Le lendemain du premier tour de la législative partielle à Paris, François-Marie Didier, candidat LR, envisage de déposer un recours devant le Conseil constitutionnel, un de ses adversaires ayant usurpé frauduleusement l’étiquette de LREM, rapporte Le Figaro. Bien que, selon les résultats officiels publiés par la préfecture de Paris et d’Île-de-France, le royaliste Jean-Damien de Sinzogan, en réalité sans étiquette, n’a obtenu que 4,4% des voix, son deuxième bulletin d’adoubé macroniste aurait pu jouer un rôle dans l’issue du scrutin, selon M.Didier.

Interrogé par Le Figaro, le Républicain ne mâche pas ses mots en décrivant son rival.

«Comment cela est-il possible? Un clown débarque, se présente sous un faux nom et une étiquette mensongère et peut fausser le résultat d’une élection législative?», s’indigne l’homme politique.

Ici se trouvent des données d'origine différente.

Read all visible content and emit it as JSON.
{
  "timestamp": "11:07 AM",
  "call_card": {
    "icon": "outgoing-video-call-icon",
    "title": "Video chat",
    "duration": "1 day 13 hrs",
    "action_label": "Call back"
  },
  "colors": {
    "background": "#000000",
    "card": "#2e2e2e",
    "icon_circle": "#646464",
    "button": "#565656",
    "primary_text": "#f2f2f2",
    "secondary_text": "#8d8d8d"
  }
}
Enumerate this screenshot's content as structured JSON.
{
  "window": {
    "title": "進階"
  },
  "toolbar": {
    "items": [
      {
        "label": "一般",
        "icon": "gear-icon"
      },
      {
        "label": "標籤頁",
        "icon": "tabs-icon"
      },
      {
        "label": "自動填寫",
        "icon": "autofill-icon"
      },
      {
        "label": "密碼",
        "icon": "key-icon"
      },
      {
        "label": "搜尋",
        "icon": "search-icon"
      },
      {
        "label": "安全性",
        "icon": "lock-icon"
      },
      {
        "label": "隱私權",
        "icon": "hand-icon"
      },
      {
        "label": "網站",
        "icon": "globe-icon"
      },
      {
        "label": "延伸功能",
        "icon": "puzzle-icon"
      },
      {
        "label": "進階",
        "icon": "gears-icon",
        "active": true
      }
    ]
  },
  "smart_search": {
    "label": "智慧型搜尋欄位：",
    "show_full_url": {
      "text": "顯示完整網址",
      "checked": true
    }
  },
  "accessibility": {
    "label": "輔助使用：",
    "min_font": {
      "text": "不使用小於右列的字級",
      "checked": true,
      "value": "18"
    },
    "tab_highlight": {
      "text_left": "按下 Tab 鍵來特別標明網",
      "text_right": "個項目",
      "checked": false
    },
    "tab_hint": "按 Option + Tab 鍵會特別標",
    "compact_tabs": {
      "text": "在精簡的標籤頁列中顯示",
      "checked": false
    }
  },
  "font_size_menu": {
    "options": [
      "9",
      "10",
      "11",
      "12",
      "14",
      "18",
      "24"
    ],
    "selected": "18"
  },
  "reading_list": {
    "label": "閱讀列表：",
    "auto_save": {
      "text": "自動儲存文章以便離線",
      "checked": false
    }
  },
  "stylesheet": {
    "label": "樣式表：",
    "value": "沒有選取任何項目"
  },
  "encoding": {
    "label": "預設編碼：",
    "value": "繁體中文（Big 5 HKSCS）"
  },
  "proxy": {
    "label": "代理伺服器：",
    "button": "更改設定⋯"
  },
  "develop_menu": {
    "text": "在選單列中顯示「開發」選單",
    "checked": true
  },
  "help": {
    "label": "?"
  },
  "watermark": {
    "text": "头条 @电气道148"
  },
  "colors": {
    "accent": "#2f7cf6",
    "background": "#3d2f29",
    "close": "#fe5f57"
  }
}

D’après le Journal du Dimanche, Jean-Damien de Sinzogan a livré dimanche deux bulletins, l’un où sa candidature figure sans étiquette sous son propre nom et l’autre désignant un certain «Jean de Bourbon», «soutenu» par LREM. Sauf qu’en réalité le parti présidentiel n’a pas avalisé cette candidature, précise le compte de LREM-Paris sur Twitter.

Un duel à gauche

Au final, le candidat de LR n’ira pas au deuxième tour, ses adversaires du PS et de LFI l’ayant dépassé. Néanmoins, sans le coup de «Jean de Bourbon», ce résultat aurait pu être différent, déplore M.Didier, interrogé par Le Figaro.

«Je ne dis pas que j’aurais obtenu toutes les voix, mais si ce candidat ne s’était pas présenté sous l’étiquette de LREM, j’aurais probablement été qualifié pour le second tour», estime-t-il.

Le deuxième tour de la partielle dans cette circonscription parisienne ancrée à gauche verra donc s’affronter la représentante du PS, Lamia El Aaraje (25,66% des suffrages exprimés) et celle de LFI, Danielle Simonnet (20,78%). Avec 18,52% des voix, le champion des Républicains est arrivé troisième.

Il est à noter que l’élection n’a pas suscité d’engouement chez les électeurs, le taux de participation n’ayant atteint que 15,54%.

Législatives partielles, mode opératoire

Tandis que d’autres scrutins, les législatives, les régionales et, bien entendu, la présidentielle, font beaucoup parler d’eux, les législatives partielles restent un phénomène mineur dans l’imaginaire des Français qui, à en juger par le taux de participation très faible, ne semblent pas trop s’y intéresser.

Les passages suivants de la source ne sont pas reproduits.